Just below the lungs, the diaphragm does most of the work that the lungs get credit for. The diaphragm is muscle. The lungs aren’t. When you suck in your gut, it pushes up on the diaphragm, which pushes against the lungs, and —whoosh, out goes the air. Shallow breathing uses very little diaphragm muscle. Deep breathing needs the diaphragm to contract, pulling the lungs open wide to let in air … and then when the diaphragm relaxes(or the gut pushes against it), the air is pushed out.
Singing needs lots of air … so the diaphragm is in constant motion, contracting and expanding to its limits. Warm-ups for singing are like warm-ups for any sport —they get the body ready to work.

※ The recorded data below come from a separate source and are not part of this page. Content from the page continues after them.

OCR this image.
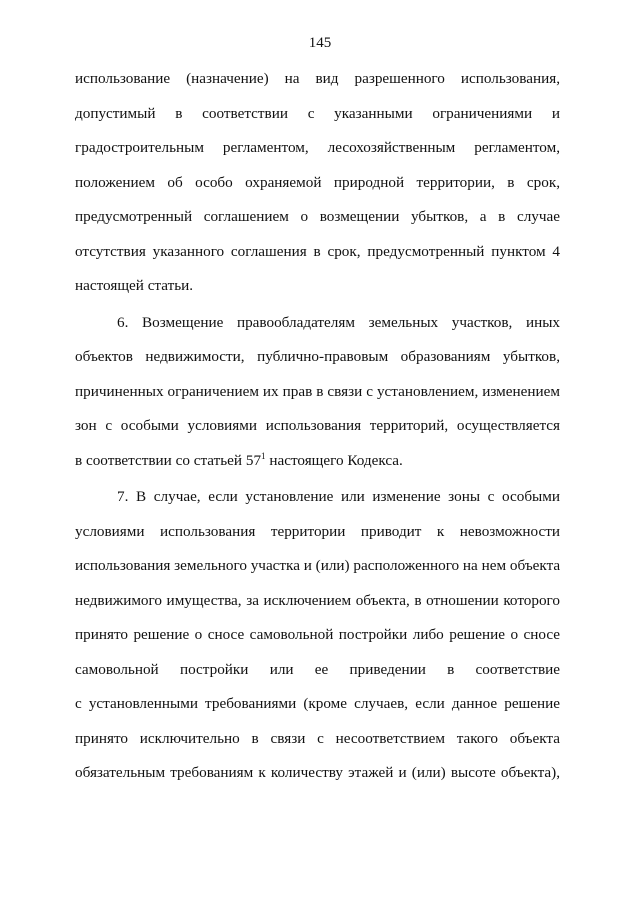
145
использование (назначение) на вид разрешенного использования,
допустимый в соответствии с указанными ограничениями и
градостроительным регламентом, лесохозяйственным регламентом,
положением об особо охраняемой природной территории, в срок,
предусмотренный соглашением о возмещении убытков, а в случае
отсутствия указанного соглашения в срок, предусмотренный пунктом 4
настоящей статьи.
6. Возмещение правообладателям земельных участков, иных
объектов недвижимости, публично-правовым образованиям убытков,
причиненных ограничением их прав в связи с установлением, изменением
зон с особыми условиями использования территорий, осуществляется
в соответствии со статьей $57^1$ настоящего Кодекса.
7. В случае, если установление или изменение зоны с особыми
условиями использования территории приводит к невозможности
использования земельного участка и (или) расположенного на нем объекта
недвижимого имущества, за исключением объекта, в отношении которого
принято решение о сносе самовольной постройки либо решение о сносе
самовольной постройки или ее приведении в соответствие
с установленными требованиями (кроме случаев, если данное решение
принято исключительно в связи с несоответствием такого объекта
обязательным требованиям к количеству этажей и (или) высоте объекта),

However, during Covoid, its helpful to not expel breath(and possibly germs) as exuberantly as usual. Talking, with a mask on, is still alright for music class. Chanting, talking together in a rhythm, using a quiet voice is a way to practice rhythm, beat, following a conductor, reading music and having fun.
So take a look at “One Apple, Two Apples” as a “reading chant. Then try out the “One Zip, Two Zips” to have students substitute their own favourite foods into the chant.
“I Like to Eat” is an incredibly fun song to sing, but the zaniness of changing the vowels works even when spoken/chanted. Check out the pdf material for a way to use this song/chant as practice material for long and short vowel sounds.